Schlafsackmaterial und Verarbeitung: Bei
Reißverschlüssen, der Füllung und den Bezugsstoffen gibt es sehr große Unterschiede in Preis, Haltbarkeit und Komfort. Wie kuschelig fühlt sich z.b. der Innenstoff auf der Haut an? Wie gut kann er
Schweiß ableiten wenns mal wärmer wird? Wie schmutzempfindlich und robust ist er? Wie atmungsaktiv und wasserabweisend ist der Außenstoff? Wie haltbar ist der Reißverschluß? Und in den Schlafsack kann
nicht mal der Profi reinschauen. Zu knapp gefaßte Nähte also versteckte Mängel sieht man nicht.
Schlafsackdetail Wärmekragen:
Empfehlenswert wenn die Nächte kühler werden. Ein innen angenähter Kragen der sich um Deine Schultern schließt, damit die Kaltluft nicht in den Schlafsack zieht. Dieser Kragen wirkt bereits wenn er nicht zugezogen wird. Wird er aber geschlossen erhöht der die Wärmeleitung spürbar.
Schlafsackdetail Reißverschlußabdeckung (Zipabdeckung):
Ein Wulst der sich meißt innen gegen den Reißverschluß drückt. Er verhindert das der Reßverschluß kalte Luft eindringen läßt und sorgt hier für Isolierung.
Schlafsackdetail Thermonähte:
Um die Füllung zu fixieren sind Zwischennähte (Stepnähte) nötig. Bei sehr billigen Schlafsäcken näht man einfach durch Innenfutter, Füllung und Außenstoff durch. So entstehen aber an der Naht Kältebrücken, man friert schneller.
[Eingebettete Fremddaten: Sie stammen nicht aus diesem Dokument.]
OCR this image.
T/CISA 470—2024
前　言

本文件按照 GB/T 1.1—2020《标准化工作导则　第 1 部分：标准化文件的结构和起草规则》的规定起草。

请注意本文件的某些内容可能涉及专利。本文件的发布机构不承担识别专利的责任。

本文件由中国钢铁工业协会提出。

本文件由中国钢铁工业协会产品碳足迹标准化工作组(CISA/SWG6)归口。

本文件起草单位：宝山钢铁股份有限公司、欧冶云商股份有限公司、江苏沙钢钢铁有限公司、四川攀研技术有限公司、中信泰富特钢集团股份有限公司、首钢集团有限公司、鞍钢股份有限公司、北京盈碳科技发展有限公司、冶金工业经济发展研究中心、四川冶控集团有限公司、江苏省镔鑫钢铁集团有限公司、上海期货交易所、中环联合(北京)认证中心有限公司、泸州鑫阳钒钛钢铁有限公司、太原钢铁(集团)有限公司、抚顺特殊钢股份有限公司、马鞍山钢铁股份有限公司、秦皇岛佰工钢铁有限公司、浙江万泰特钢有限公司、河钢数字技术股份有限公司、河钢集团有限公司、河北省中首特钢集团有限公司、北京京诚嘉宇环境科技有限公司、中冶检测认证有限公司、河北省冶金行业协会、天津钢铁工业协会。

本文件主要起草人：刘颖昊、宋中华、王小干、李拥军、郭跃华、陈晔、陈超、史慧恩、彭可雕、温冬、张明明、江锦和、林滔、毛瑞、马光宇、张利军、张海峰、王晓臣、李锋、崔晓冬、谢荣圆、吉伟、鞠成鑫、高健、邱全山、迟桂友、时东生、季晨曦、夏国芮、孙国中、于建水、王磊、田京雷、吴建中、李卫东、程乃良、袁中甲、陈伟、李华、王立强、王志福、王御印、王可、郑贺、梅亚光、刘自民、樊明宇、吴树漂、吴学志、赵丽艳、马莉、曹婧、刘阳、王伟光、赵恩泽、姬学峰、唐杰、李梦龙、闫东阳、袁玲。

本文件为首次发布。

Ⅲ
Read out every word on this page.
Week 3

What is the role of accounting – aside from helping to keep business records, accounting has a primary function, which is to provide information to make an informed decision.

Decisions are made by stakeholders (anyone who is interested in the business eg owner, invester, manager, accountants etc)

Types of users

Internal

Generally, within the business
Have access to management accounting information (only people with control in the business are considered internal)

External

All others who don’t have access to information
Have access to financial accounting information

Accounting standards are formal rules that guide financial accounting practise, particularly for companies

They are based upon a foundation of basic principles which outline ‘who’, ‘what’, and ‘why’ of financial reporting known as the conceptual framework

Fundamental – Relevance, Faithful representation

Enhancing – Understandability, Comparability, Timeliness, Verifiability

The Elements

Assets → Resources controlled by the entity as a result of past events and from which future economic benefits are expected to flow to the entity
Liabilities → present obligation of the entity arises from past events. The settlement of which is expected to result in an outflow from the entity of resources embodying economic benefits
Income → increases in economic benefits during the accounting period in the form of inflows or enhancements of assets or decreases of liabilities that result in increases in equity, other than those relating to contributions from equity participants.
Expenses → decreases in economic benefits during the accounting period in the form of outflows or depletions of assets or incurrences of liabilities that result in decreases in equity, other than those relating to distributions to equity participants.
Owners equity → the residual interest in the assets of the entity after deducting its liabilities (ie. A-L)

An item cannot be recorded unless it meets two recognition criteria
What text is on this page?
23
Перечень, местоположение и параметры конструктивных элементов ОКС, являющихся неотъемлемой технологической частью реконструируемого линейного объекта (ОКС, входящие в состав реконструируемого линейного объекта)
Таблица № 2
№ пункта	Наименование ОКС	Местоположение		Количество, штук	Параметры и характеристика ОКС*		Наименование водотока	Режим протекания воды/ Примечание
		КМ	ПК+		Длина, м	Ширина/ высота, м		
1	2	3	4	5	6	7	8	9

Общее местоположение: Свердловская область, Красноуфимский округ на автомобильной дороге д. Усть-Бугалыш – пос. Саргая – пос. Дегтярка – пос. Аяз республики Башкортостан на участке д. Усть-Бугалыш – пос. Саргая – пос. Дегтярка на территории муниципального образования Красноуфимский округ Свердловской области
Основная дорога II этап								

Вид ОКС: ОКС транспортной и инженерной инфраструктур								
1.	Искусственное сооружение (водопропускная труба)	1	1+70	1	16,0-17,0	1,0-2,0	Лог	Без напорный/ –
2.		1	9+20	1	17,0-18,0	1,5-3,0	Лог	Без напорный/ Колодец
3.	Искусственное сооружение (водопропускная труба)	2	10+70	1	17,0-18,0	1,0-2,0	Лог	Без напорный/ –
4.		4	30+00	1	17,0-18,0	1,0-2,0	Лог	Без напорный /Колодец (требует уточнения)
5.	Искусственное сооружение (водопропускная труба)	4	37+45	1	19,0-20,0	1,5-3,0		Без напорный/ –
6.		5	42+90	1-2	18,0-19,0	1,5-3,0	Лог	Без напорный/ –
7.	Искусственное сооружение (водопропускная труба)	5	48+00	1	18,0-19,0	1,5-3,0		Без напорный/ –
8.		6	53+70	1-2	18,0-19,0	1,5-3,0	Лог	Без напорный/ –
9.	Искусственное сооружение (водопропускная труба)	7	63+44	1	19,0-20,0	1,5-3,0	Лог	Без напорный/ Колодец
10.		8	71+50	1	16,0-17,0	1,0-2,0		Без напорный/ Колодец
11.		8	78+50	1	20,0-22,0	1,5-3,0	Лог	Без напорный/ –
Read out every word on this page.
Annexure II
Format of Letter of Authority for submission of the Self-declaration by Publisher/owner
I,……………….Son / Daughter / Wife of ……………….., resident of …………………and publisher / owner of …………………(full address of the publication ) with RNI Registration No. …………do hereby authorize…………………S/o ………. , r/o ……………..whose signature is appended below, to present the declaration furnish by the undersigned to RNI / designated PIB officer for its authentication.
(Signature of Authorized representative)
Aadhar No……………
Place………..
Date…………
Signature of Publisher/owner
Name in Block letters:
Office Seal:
Bessere Schlafsäcke haben Thermonähte die nicht ganz durchgenäht sind. In solchen Schlafsäcken friert man natürlich nicht so schnell.
Hier einige nicht so bekannte Hersteller mit denen wir gute
Erfahrungen gemacht haben. Hier stimmte auch der Service falls doch mal eine Panne vorkommt:
Carinthia
Warmpeace
Nordisk
Outwell
High Peak (Hier speziell einige Kunstfaserschlafsäcke
zwischen 45 und 80 Euro. Bei den High Peak Modellen von 25 - 45 Euro nur, wenn Du wirklich wenig Geld hast eine Lösung, ansonsten aber die bessere Klasse ansehen.